“That’s one good thing,” said Frances, “one very good thing. I sometimes think I wouldn’t have made a bad woman-doctor.”
“What a horrible idea!” said Betty, with a shudder. “I hope it doesn’t mean that you ever think of becoming a hospital nurse. If you did, I should just simply drown myself, and make Eira do the same!”
“Hush!” said Frances. “Don’t say such things, even in fun. No, I’ve no ambition of the kind—not while I’ve got my own place at home, any way. But it’s rather curious you should have said that, Betty, for an idea has come into my head of something we could do for the people at Scaling Harbour, which really would cost us nothing, or next to nothing. It struck me when Mrs Ramsay”—(the ex-governess)—“sent me that commission for a few simple surgical books, to teach her to know what to do out there in case of accidents, which she says are always happening.”
“And certainly, by all accounts,” said Eira, with interest, “they are always happening at Scaling Harbour. But what is your idea?”
“It is not very definite yet,” said Frances. “Only the first steps towards it. What I am thinking of is, if we could use part of this winter, when we have so much time on our hands, for teaching ourselves the elements of surgical aid, and then when we have, to some extent, mastered it, to give simple little lectures—lessons, rather—to the fisher-women down there once a week or once a fortnight.”
Eira’s eyes brightened.
“Yes,” she said, “I would like that! There is something, I think, very attractive about those people; something a trifle wild, almost foreign. They do say, you know,” she went on, “that there’s a strain of Spanish descent among them; and, in any case, they are quite unlike the inland people about here, who are peculiarly dull and phlegmatic.”

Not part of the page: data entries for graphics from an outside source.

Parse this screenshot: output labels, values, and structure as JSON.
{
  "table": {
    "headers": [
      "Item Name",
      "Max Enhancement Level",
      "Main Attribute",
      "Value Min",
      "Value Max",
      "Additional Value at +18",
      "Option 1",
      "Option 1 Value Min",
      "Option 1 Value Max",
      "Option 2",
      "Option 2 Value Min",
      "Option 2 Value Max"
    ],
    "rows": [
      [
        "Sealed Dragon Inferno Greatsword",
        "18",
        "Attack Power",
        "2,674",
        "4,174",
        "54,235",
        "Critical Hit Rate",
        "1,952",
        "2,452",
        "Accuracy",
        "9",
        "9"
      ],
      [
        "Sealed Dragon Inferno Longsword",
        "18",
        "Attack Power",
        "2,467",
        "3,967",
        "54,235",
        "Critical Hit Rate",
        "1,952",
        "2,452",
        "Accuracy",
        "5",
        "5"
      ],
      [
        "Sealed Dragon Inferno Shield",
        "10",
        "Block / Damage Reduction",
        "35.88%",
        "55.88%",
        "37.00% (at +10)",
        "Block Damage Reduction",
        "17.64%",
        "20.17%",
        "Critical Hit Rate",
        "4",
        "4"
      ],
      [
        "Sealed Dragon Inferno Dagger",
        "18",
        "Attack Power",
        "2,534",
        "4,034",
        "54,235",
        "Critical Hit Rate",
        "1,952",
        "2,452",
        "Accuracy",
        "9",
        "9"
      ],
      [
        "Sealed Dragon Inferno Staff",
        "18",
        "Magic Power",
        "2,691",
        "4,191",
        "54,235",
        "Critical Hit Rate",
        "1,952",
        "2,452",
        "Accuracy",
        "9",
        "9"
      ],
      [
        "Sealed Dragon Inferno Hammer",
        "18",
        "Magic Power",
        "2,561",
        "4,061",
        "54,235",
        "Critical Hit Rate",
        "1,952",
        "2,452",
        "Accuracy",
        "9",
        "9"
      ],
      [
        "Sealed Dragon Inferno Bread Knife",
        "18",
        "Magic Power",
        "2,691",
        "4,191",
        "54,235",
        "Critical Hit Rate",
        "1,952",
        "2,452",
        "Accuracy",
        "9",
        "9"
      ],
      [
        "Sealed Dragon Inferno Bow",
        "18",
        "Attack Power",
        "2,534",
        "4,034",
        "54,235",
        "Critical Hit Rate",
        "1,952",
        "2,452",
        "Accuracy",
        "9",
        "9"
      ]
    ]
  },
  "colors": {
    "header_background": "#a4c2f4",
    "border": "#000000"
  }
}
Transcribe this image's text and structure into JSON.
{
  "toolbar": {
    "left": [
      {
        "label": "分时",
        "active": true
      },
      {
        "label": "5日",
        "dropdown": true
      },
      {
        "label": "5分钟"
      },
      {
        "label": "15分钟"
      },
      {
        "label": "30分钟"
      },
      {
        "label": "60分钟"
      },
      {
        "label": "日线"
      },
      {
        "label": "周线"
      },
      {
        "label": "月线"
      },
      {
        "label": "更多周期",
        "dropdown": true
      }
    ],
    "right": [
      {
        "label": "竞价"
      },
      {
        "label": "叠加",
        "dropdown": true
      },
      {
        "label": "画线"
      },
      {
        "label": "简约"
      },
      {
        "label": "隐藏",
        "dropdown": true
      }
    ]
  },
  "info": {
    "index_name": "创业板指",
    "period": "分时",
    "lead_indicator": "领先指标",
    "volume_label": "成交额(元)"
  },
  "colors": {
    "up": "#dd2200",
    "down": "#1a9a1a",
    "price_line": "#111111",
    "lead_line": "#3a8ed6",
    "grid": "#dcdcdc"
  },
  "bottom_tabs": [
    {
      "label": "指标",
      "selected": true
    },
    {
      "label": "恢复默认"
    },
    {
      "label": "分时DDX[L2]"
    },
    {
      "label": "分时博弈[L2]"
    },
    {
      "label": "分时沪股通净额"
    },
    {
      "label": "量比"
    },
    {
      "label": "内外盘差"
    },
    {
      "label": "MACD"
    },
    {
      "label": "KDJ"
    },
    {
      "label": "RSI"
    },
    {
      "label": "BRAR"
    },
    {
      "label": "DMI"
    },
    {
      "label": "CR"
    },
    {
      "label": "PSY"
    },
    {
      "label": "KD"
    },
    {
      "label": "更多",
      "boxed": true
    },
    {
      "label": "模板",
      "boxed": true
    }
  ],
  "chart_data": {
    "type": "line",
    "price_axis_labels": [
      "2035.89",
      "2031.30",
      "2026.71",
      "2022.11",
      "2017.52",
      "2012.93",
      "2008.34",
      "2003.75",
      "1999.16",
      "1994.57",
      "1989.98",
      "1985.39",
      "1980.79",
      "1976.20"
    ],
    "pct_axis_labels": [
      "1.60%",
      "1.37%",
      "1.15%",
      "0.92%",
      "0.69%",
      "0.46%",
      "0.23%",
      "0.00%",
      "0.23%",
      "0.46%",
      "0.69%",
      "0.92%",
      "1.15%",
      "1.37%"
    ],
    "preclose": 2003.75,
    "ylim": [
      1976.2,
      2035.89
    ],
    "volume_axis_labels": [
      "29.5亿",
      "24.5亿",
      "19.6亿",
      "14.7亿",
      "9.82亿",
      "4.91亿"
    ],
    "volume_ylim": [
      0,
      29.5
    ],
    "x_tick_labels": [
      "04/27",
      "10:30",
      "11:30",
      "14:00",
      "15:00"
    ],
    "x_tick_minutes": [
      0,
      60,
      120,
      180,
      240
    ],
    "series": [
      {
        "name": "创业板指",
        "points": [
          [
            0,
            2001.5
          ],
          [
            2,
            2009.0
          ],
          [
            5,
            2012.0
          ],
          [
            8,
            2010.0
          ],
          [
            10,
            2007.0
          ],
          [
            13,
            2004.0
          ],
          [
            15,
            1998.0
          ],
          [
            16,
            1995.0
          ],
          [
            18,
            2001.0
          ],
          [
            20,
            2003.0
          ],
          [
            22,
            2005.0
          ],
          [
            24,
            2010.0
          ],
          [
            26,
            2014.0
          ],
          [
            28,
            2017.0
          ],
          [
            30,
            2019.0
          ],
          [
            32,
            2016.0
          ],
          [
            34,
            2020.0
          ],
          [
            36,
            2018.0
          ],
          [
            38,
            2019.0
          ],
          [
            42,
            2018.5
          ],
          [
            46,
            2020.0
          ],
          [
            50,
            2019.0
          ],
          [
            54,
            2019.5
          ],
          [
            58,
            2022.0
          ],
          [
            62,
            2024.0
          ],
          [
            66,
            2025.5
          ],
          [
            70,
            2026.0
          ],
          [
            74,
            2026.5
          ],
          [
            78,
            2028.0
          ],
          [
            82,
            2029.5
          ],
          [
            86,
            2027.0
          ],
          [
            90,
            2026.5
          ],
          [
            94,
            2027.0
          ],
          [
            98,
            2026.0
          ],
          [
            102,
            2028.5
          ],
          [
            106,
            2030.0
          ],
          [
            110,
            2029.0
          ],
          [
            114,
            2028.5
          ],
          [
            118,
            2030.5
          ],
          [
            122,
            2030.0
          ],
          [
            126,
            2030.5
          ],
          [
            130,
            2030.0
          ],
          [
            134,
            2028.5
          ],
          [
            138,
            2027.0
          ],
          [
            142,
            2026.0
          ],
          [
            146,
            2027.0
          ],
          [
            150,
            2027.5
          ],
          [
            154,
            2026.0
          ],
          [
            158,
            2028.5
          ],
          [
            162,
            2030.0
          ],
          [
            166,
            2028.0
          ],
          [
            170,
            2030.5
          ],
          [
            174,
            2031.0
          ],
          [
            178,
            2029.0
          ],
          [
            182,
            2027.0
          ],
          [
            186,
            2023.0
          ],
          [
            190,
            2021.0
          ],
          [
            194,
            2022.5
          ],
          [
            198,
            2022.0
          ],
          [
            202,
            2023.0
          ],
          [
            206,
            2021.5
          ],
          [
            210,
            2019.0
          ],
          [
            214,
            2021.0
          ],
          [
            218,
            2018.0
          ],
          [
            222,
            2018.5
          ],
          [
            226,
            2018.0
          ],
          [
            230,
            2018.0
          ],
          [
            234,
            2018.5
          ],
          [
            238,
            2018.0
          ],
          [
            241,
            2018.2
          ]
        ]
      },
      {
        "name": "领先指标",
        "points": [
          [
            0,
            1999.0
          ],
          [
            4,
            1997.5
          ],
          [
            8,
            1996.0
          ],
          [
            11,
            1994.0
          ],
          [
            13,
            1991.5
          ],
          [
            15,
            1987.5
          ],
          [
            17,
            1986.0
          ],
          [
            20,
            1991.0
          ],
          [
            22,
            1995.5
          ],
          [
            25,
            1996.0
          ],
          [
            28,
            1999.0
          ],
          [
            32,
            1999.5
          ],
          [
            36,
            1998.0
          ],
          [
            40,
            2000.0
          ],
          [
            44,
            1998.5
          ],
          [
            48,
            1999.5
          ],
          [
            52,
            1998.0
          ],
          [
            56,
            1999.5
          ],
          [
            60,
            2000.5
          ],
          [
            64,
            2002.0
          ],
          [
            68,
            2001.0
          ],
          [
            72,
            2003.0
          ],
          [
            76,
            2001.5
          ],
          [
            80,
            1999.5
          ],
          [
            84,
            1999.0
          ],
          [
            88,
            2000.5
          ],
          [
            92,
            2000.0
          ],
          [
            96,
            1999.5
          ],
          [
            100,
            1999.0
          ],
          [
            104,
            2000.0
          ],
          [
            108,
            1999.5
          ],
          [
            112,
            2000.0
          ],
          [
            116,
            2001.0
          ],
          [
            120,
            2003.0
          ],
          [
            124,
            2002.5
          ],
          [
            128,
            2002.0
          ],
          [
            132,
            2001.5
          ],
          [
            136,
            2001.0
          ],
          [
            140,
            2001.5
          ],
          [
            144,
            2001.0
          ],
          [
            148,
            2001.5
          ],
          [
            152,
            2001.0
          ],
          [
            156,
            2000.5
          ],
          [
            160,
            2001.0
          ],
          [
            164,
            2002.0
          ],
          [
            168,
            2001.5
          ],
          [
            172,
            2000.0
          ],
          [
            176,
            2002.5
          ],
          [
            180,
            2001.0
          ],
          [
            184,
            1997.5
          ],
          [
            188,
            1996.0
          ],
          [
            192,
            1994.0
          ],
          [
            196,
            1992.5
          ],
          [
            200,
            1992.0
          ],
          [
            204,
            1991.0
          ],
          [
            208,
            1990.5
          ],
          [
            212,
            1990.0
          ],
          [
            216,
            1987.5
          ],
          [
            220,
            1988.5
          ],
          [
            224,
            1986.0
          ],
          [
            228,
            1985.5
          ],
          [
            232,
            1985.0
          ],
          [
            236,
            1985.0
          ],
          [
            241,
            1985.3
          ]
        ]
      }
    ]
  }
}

“I should be frightened to go much among them,” said Betty.
“Possibly,” went on Frances, “we might persuade mamma to let two or three of them come up to us a few times. We could teach them a little of the practical part in the first place, and get to know them, and then they might talk about it to their neighbours. To begin with, all we want is one or two sensible books, or possibly, a set of ambulance lessons by correspondence. I think I have heard of such things.”
“They would be sure to cost a lot of money,” said Betty, who was evidently not inclined to take an optimistic view of the scheme.